Temperature peaks in the manufacturing process are the main cause of delamination in tubular glass vials. This was discovered in a recent long-term study conducted by Gerresheimer AG and the Alfred University in New York. The Primary Packaging Glass Division took action directly: the new Gx ARMOR vials are equipped to withstand aggressive active ingredients, thereby reducing the delamination risk.
Experts were also surprised by the finding of the long-term study which confirmed that delamination in primary packaging for parenteral solutions is a temperature-induced phenomenon. It only affects vials made of tubular glass.
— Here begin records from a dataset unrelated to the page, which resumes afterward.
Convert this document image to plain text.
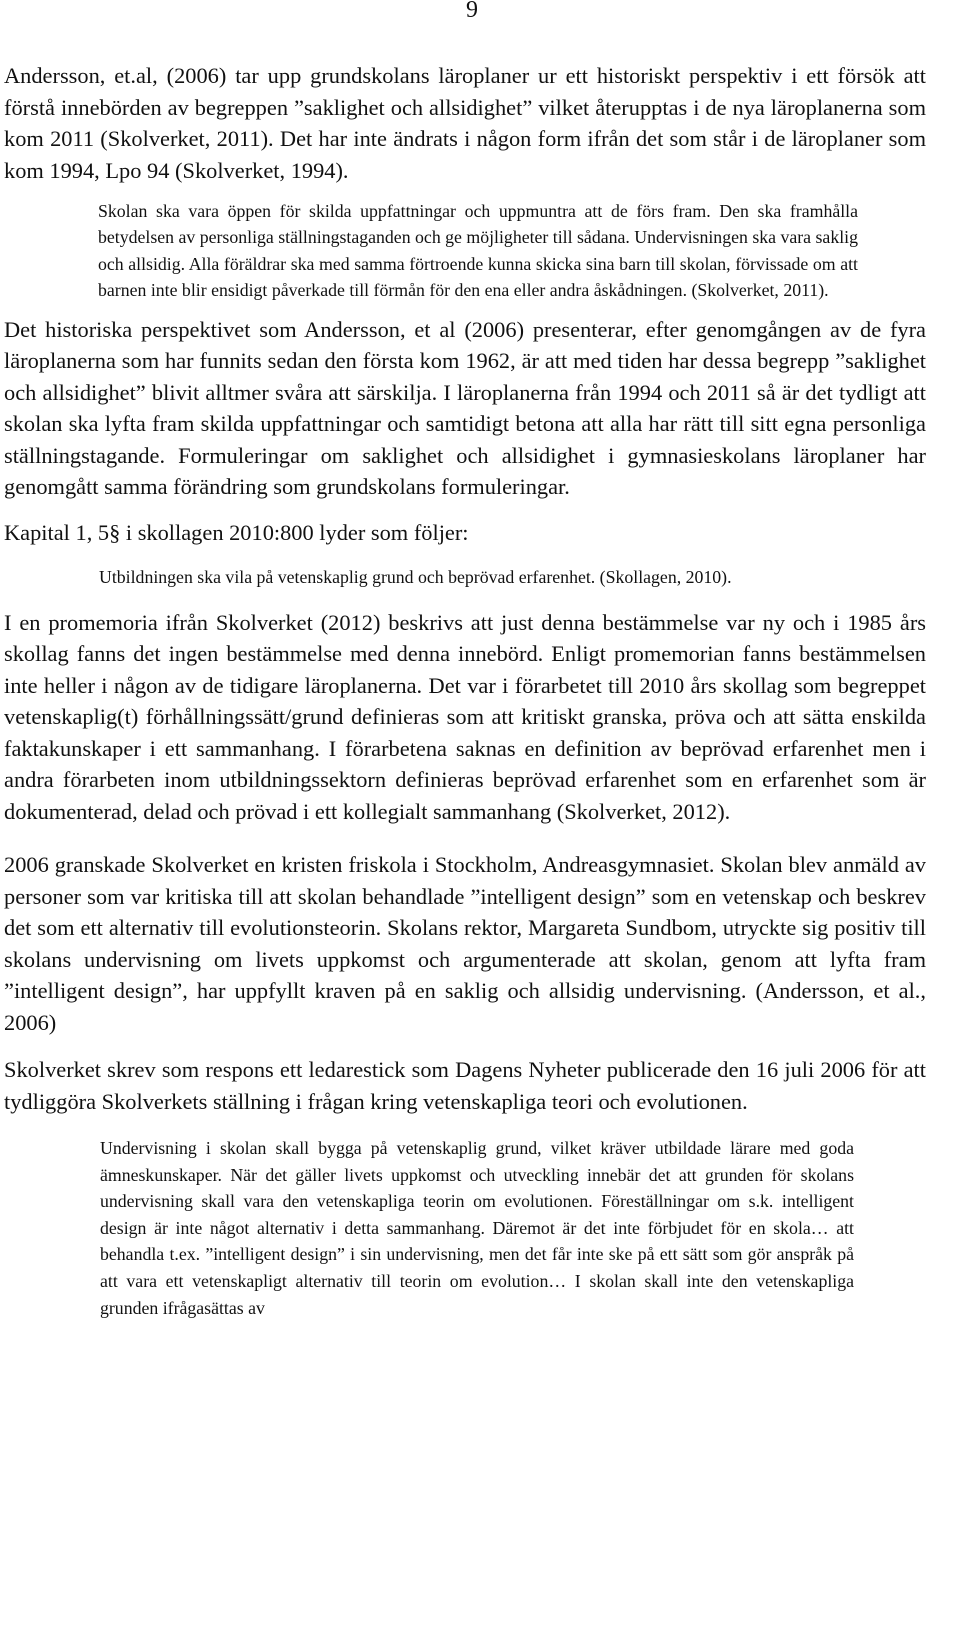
9

Andersson, et.al, (2006) tar upp grundskolans läroplaner ur ett historiskt perspektiv i ett försök att förstå innebörden av begreppen ”saklighet och allsidighet” vilket återupptas i de nya läroplanerna som kom 2011 (Skolverket, 2011). Det har inte ändrats i någon form ifrån det som står i de läroplaner som kom 1994, Lpo 94 (Skolverket, 1994).

Skolan ska vara öppen för skilda uppfattningar och uppmuntra att de förs fram. Den ska framhålla betydelsen av personliga ställningstaganden och ge möjligheter till sådana. Undervisningen ska vara saklig och allsidig. Alla föräldrar ska med samma förtroende kunna skicka sina barn till skolan, förvissade om att barnen inte blir ensidigt påverkade till förmån för den ena eller andra åskådningen. (Skolverket, 2011).

Det historiska perspektivet som Andersson, et al (2006) presenterar, efter genomgången av de fyra läroplanerna som har funnits sedan den första kom 1962, är att med tiden har dessa begrepp ”saklighet och allsidighet” blivit alltmer svåra att särskilja. I läroplanerna från 1994 och 2011 så är det tydligt att skolan ska lyfta fram skilda uppfattningar och samtidigt betona att alla har rätt till sitt egna personliga ställningstagande. Formuleringar om saklighet och allsidighet i gymnasieskolans läroplaner har genomgått samma förändring som grundskolans formuleringar.

Kapital 1, 5§ i skollagen 2010:800 lyder som följer:

Utbildningen ska vila på vetenskaplig grund och beprövad erfarenhet. (Skollagen, 2010).

I en promemoria ifrån Skolverket (2012) beskrivs att just denna bestämmelse var ny och i 1985 års skollag fanns det ingen bestämmelse med denna innebörd. Enligt promemorian fanns bestämmelsen inte heller i någon av de tidigare läroplanerna. Det var i förarbetet till 2010 års skollag som begreppet vetenskaplig(t) förhållningssätt/grund definieras som att kritiskt granska, pröva och att sätta enskilda faktakunskaper i ett sammanhang. I förarbetena saknas en definition av beprövad erfarenhet men i andra förarbeten inom utbildningssektorn definieras beprövad erfarenhet som en erfarenhet som är dokumenterad, delad och prövad i ett kollegialt sammanhang (Skolverket, 2012).

2006 granskade Skolverket en kristen friskola i Stockholm, Andreasgymnasiet. Skolan blev anmäld av personer som var kritiska till att skolan behandlade ”intelligent design” som en vetenskap och beskrev det som ett alternativ till evolutionsteorin. Skolans rektor, Margareta Sundbom, utryckte sig positiv till skolans undervisning om livets uppkomst och argumenterade att skolan, genom att lyfta fram ”intelligent design”, har uppfyllt kraven på en saklig och allsidig undervisning. (Andersson, et al., 2006)

Skolverket skrev som respons ett ledarestick som Dagens Nyheter publicerade den 16 juli 2006 för att tydliggöra Skolverkets ställning i frågan kring vetenskapliga teori och evolutionen.

Undervisning i skolan skall bygga på vetenskaplig grund, vilket kräver utbildade lärare med goda ämneskunskaper. När det gäller livets uppkomst och utveckling innebär det att grunden för skolans undervisning skall vara den vetenskapliga teorin om evolutionen. Föreställningar om s.k. intelligent design är inte något alternativ i detta sammanhang. Däremot är det inte förbjudet för en skola… att behandla t.ex. ”intelligent design” i sin undervisning, men det får inte ske på ett sätt som gör anspråk på att vara ett vetenskapligt alternativ till teorin om evolution… I skolan skall inte den vetenskapliga grunden ifrågasättas av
And it is a phenomenon that occurs 98 percent of the time in the region of the vial base. Delamination is caused by too high temperatures in the forming process. It can also be exacerbated by the subsequent treatment of the vials with ammonium sulfate.
Study initiator Gerresheimer and the research team at New York's famous Alfred University invested three years in this project. It involved the meticulous testing of around 9000 samples. The Primary Packaging Glass Division has already responded to the study results with a new product line called Gx ARMOR vials which are specifically designed for parenteral solutions with aggressive active ingredients and specially equipped to prevent delamination. Gx ARMOR stands for Gerresheimer Advanced Risk Management and Operational Response.
The vials are manufactured in an optimized production process which limits and continuously adjusts the temperature of the burners. A camera system monitors the molding process for every single vial. Random samples are regularly taken from the production line and tested for their susceptibility to delamination with the new, in-house developed Gx THOR (Thermal Hydrolytic Optimization and Reduction) control process and the Gx FLASH test procedure. "The complex research and development work has paid off," summed up Carol Rea Flynn, Director of Technical Services. "We are now launching a brand new generation of optimized vials."
The delamination problem has become worse since the introduction of innovative biotech drugs. Monoclonal antibodies, which are active proteins, cause the glass to flake off the vials' surface when they are stored for long periods of time, causing corrosion and contamination. Solutions containing chelating agents or buffer systems, or solutions with a high pH value, can also cause delamination. Although it is such an inert material, Type I borosilicate glass is strongly affected by the phenomenon. In the USA, in particular, delamination has resulted in many product recall campaigns - generating significant losses in the pharmaceutical industry.